Yes it does. First, it widens valid_range
to the next largest integral type. This allows a bit pattern which previously may have been interpreted as negative (because e.g. we're storing an unsigned short
in a short
) to be properly interpreted as a non-negative number.
Then, it applies scale and offset. The result will be a double
. For the dataset you provided, NJ calculates valid_min == 0
and valid_max == 100.00009070616215
. That seems correct, yeah?
Does netCDF-java do the same with _FillValue
and missing_value
? (cast to the larger integral type)
@jswhit Yes, missing_value
is widened first. _FillValue
is not! That's likely a bug. Thanks for pointing that out.
And to be clear, valid_*
and missing_value
are widened before scale/offset are applied, not merely cast. For example:
short s = -6;
System.out.println((int) s); // Cast: -6
System.out.println(s & 0xffff); // Widen: 65530
The problem that I see with _FillValue
is that it is being cast (to double) before scale/offset right now, not widened.
With the changes in pull request #797, the following script
from netCDF4 import Dataset
import matplotlib.pyplot as plt
nc=Dataset('OR_ABI-L2-RRQPEF-M3_G16_s20181072300427_e20181072311194_c20181072311280.nc')
data = nc['RRQPE'][:]
print data.dtype, data.min(), data.max()
plt.imshow(data,cmap=plt.cm.jet,vmin=0,vmax=100)
plt.colorbar()
plt.show()
produces
float32 0.0 100.00009
and the attached png file.
Can someone try this with netcdf-java and see if they get the same?

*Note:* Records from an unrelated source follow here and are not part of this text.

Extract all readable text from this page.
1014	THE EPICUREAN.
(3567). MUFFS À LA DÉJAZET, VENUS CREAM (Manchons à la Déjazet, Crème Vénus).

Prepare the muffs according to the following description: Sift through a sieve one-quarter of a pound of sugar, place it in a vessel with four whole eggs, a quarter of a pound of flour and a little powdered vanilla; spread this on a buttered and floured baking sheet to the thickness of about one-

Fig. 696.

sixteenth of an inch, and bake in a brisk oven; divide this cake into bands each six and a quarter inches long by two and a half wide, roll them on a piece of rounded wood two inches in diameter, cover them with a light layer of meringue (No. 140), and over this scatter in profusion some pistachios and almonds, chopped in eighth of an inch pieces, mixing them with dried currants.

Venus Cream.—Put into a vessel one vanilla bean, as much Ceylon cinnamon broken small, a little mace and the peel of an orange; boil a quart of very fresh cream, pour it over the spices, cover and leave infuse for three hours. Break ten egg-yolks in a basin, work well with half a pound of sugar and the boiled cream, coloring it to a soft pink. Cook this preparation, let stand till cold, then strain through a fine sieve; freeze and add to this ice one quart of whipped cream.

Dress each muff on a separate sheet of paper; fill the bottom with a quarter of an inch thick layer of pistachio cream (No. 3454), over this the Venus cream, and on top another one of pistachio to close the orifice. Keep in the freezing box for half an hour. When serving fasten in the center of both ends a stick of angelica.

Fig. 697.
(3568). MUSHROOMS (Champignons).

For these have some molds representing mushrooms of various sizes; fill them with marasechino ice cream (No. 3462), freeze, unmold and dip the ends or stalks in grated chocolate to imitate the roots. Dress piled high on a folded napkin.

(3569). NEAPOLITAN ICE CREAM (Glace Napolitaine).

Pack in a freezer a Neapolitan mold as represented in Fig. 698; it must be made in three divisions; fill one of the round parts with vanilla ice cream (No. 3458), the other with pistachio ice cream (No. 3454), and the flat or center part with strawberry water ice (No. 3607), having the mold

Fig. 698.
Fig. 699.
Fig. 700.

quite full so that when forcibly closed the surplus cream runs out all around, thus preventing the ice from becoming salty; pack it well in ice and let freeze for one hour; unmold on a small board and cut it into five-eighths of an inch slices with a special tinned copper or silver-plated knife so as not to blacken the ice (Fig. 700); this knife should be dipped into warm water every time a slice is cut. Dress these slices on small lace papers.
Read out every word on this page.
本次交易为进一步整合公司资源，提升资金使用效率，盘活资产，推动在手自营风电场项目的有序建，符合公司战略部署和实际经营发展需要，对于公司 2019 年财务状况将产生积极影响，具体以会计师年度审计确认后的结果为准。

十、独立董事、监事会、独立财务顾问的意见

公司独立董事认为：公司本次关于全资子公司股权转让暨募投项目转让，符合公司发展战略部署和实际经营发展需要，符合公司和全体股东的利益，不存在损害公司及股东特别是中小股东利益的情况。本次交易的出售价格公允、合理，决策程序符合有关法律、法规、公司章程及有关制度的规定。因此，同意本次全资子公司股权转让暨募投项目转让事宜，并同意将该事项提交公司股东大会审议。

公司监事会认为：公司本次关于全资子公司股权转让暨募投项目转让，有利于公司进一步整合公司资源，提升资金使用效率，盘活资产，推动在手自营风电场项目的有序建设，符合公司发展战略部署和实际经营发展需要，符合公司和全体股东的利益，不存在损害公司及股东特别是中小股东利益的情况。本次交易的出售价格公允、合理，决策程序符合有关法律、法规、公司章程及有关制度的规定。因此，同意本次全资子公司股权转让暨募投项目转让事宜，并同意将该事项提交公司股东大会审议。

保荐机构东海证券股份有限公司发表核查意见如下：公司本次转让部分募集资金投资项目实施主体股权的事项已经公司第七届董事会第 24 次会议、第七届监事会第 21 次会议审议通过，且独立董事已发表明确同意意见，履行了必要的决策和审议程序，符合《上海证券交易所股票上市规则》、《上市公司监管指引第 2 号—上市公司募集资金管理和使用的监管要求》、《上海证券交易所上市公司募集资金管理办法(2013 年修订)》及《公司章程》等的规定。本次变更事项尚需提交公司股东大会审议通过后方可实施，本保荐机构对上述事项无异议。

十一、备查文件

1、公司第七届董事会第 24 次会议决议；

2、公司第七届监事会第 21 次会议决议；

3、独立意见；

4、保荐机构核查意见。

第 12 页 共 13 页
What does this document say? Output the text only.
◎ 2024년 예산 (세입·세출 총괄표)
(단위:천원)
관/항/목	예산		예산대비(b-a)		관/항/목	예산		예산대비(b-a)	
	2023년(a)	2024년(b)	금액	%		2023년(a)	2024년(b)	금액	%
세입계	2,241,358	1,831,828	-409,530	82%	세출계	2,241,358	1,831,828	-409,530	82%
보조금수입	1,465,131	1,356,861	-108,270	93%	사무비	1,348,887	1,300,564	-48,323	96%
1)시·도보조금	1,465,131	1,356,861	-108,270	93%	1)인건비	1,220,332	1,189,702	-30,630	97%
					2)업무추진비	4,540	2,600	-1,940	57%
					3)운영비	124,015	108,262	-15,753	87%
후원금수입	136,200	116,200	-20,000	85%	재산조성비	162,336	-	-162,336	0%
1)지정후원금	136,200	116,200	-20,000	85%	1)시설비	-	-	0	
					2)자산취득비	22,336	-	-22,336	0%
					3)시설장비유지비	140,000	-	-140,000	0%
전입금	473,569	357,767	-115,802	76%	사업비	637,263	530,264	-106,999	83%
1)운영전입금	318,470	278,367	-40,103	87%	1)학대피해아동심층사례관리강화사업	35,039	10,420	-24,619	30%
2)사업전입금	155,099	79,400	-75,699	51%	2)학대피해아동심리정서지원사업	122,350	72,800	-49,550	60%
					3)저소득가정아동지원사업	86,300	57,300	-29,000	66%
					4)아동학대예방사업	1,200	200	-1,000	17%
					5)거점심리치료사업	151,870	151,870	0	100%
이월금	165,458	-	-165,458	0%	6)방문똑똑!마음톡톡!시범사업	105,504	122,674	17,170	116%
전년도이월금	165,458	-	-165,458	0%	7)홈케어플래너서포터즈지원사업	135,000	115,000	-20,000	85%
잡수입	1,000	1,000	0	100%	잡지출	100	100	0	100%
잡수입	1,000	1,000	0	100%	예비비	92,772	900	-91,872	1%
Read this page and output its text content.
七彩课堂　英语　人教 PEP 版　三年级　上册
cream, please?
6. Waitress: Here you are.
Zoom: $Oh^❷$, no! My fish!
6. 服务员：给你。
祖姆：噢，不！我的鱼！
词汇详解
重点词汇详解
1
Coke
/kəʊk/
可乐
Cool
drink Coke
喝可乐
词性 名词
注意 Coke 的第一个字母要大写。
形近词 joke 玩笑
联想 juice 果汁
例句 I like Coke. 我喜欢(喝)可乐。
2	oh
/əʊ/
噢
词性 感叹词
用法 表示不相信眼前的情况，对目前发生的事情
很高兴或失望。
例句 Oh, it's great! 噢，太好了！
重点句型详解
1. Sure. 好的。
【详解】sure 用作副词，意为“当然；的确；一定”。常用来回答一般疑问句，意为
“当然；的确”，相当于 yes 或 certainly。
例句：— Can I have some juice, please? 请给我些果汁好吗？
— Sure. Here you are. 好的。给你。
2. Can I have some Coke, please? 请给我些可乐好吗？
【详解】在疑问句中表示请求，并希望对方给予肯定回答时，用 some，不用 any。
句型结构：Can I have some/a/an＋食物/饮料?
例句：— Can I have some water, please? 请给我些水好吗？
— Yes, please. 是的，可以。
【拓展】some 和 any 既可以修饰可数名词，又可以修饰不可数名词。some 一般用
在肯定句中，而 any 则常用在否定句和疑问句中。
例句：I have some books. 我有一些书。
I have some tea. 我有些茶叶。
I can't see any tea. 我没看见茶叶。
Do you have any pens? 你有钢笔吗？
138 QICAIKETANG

That's what I get using toolsUI
.
I have tried to output the valid_range of the dataset, and still got [0, -6]. Are they supposed to be [0, 100] or [0.0, 100.0] ?
from netCDF4 import Dataset
nc=Dataset('OR_ABI-L2-RRQPEF-M3_G16_s20181072300427_e20181072311194_c20181072311280.nc')
data = nc['RRQPE'][:]
print data.dtype, data.min(), data.max()
print nc['RRQPE'].getncattr('valid_range')
float32 0.0 100.00009
[ 0, -6]
The fix does not have the library change the valid_range
attribute--it only fixed the automatic masking to use the proper data. IMO, changing attributes is outside the scope here.